A federal judge has ruled against residents in Taunton, Massachusetts who sued the Government. Local citizens filed a suit in an effort to stop a casino from being built by the Mashpee Wampanoag Tribe, according to a local report from The Sun in Westerly.
The judge said in the ruling that the “historical record indicates that the Mashpee have had a robust connection to the designated lands for over four centuries.”
The Tribe has been federally recognized since 2007. The Mashpee lived in southeastern Massachusetts thousands of years before European settlers and Pilgrims arrived.
Prior to the judge’s ruling, the Tribe’s 321 acres were placed in a trust by the US Department of Interior (DOI).
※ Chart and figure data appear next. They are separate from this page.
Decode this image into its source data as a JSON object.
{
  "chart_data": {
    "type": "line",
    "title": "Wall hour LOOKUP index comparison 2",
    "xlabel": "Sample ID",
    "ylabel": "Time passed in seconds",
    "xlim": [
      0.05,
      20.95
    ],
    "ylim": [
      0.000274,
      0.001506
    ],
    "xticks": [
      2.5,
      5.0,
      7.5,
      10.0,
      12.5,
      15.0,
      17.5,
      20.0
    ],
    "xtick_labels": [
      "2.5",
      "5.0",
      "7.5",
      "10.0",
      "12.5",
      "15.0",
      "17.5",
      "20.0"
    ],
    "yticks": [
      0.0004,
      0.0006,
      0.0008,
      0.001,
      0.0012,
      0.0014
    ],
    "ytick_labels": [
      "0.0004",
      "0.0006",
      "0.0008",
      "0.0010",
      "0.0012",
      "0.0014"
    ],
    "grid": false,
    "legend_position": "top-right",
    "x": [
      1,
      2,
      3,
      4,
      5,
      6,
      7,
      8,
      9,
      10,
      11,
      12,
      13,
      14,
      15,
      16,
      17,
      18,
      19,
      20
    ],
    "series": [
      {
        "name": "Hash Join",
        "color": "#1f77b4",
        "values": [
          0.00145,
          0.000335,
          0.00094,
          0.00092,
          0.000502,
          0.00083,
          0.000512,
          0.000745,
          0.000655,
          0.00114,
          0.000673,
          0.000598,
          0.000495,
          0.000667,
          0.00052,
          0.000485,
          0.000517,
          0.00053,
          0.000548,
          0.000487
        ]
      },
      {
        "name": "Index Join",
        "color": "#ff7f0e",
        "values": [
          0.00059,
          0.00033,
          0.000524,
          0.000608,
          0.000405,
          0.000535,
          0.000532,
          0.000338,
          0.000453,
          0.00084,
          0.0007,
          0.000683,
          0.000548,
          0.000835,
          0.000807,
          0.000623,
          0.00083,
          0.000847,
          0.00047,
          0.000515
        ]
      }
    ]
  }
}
The ruling affirmed that decision by granting summary judgment to the DOI.
The land set aside represents a “small fraction” of the Tribe’s ancestral territory, according to The Sun report. Tribal Chair Brian Weeden told The Sun “this reservation is crucial to our ability to exercise our sovereign right to self-governance, to preserve our language and culture, and to provide for our people.”
The lawsuit originated from a claim by some Taunton residents that the Tribe’s historic domain did not include the city.
This led to the plaintiffs filing the suit in February 2022, after the Biden administration decided that “the tribe’s reservation was arbitrary, capricious and unlawful because the tribe isn’t eligible for a reservation since it wasn’t an officially recognized tribe in 1934, the year the federal Indian Reorganization Act became law.”
Massachusetts recently joined more than 30 US states that have regulated sports betting (this time, on a retail basis, with online yet to come). The state went live on January 31.